Since 1987 when Massachusetts introduced Interim Child Support Guidelines, the State has reviewed and revised the formula in approximately four-year intervals with the principle objective of maintaining the standard of living of children whose parents are separated or divorced. Payments, from one parent to the other, are supposed to reflect each parent’s financial ability to finance the child’s needs. In concept, child support payments are intended to cover each child’s basic need for shelter, food, clothing, health care, and the like in keeping with the family’s standard of living. Therefore, the combined income of the family sets the bar for determining the amount of the total child support, with each parent’s obligation based on individual income, amount of children, and the percentage of time spent in each parent’s home. If the child spends equal time with each parent and the parents have equivalent income, there may be no actual exchange of funds. In all probability, however, there will be an agreement as to how specific out-of-pocket child-related expenses will be financed.
Yet, we all know that children require more than food, clothing, and shelter. There are extracurricular and even extraordinary costs associated with raising a child in the twenty-first century. The estimated average cost to raise a child to age 17 is $234,000 and that is before they enter college, where the figures really soar.
Let’s take a more introspective look at the expenses funded by parents in addition to the payment of moneys, known as child support payments. The following listing presents a broad view of some of the major categories:
Expenditures labeled as shared expenses most often require the pre-approval of both parents. One parent would not have the authorization to sign a child up for, say, a $12,000 sleep away camp, without first consulting with, and receiving the consent of the other parent. If one parent was willing to pay the entire tab without a contribution from the other parent, that is different. Often parents agree to keep a joint account into which each parent contributes his or her share of the monthly approximation for each semester’s or the year’s annual outlay. As such the parents meet before each school semester, discuss that semester’s shared activities/expenses, and estimate each one’s required contribution. Contributions may, by agreement, be equal or proportionate-to-income, depending upon the parties’ agreement.
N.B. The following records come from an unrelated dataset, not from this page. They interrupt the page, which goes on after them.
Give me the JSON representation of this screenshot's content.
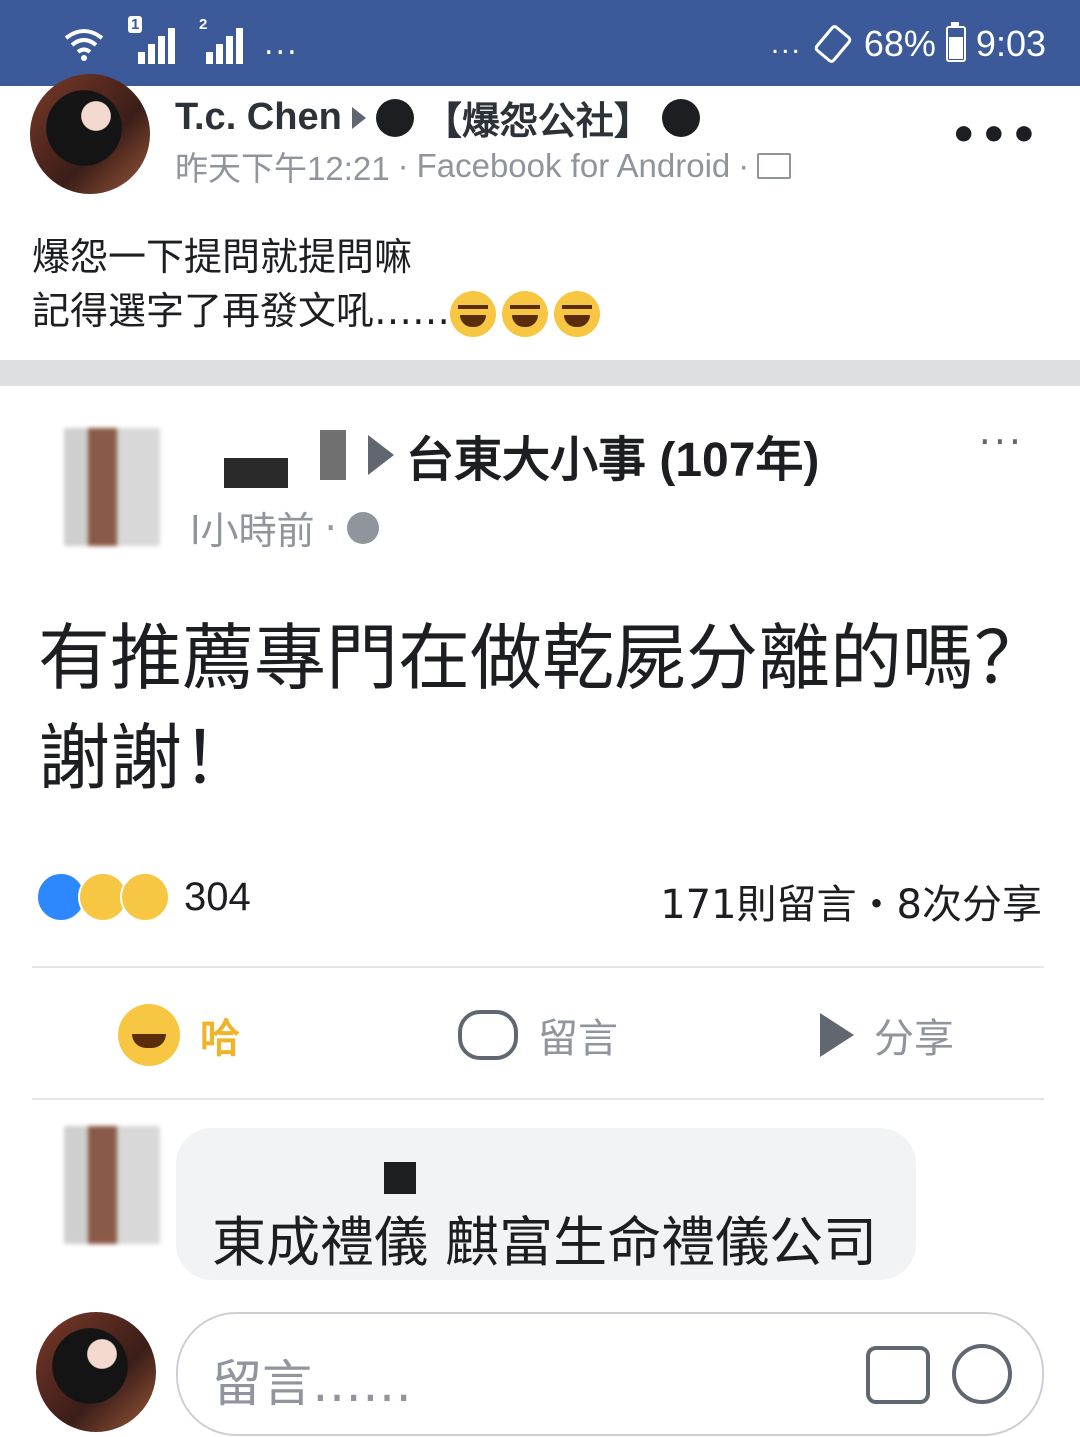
{
  "status_bar": {
    "sim1": "1",
    "sim2": "2",
    "left_dots": "...",
    "right_dots": "...",
    "battery": "68%",
    "time": "9:03",
    "icons": [
      "wifi-icon",
      "signal-sim1-icon",
      "signal-sim2-icon",
      "rotate-icon",
      "battery-icon"
    ]
  },
  "post": {
    "author": "T.c. Chen",
    "group": "【爆怨公社】",
    "timestamp": "昨天下午12:21",
    "via": "Facebook for Android",
    "sep": "·",
    "more": "•••",
    "text_line1": "爆怨一下提問就提問嘛",
    "text_line2": "記得選字了再發文吼……"
  },
  "shared": {
    "group": "台東大小事 (107年)",
    "time": "l小時前",
    "sep": "·",
    "more": "···",
    "text": "有推薦專門在做乾屍分離的嗎？謝謝！",
    "reaction_count": "304",
    "comments_shares": "171則留言・8次分享",
    "actions": {
      "haha": "哈",
      "comment": "留言",
      "share": "分享"
    },
    "comment_text": "東成禮儀 麒富生命禮儀公司",
    "input_placeholder": "留言……"
  }
}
As such, “real” child support, defined as each parent’s contribution to the support of the children, may expend far beyond the payment of periodic child support. Out-of -pocket contributions to shared child-related expenses, as depicted herein, do not even include each parent’s individual outlays for the children when they are with the parent. No wonder “real” child support is not only such a high number, but also an unpredictable number. Parents need to collaborate and cooperate in the consideration of each child’s interests and needs and how best to allocate funds in support of the child’s development, a process that takes into account the very crucial questions of parental ability to pay.
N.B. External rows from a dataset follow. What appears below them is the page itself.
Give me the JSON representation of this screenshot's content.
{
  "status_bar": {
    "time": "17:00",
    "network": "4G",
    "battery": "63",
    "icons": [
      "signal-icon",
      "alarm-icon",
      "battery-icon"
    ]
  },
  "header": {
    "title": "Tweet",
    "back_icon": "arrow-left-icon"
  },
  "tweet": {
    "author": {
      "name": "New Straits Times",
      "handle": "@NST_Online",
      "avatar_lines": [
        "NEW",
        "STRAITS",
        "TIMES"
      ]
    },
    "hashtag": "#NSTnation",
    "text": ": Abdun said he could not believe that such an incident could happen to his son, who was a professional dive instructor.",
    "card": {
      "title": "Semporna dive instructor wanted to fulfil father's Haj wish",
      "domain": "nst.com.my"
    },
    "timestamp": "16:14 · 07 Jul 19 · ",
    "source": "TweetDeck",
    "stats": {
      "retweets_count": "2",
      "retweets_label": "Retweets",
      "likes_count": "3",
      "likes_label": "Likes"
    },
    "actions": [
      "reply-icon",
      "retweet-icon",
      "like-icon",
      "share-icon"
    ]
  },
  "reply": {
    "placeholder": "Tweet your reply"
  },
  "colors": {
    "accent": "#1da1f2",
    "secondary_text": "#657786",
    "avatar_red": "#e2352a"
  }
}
Mediation, with a knowledgeable and skilled guide, provides an environment in which parents can consider the needs of their children at the same time that they balance their ability to pay. All parents want what is best for their children. However, the determination of “best” is not always seen through the same prism.
The delicacy of the debate requires insight into the broader picture of child development and financial management. It is the mediator’s job to guide parents through the intricacies of reaching an agreement that is child-centered and financial workable and sound.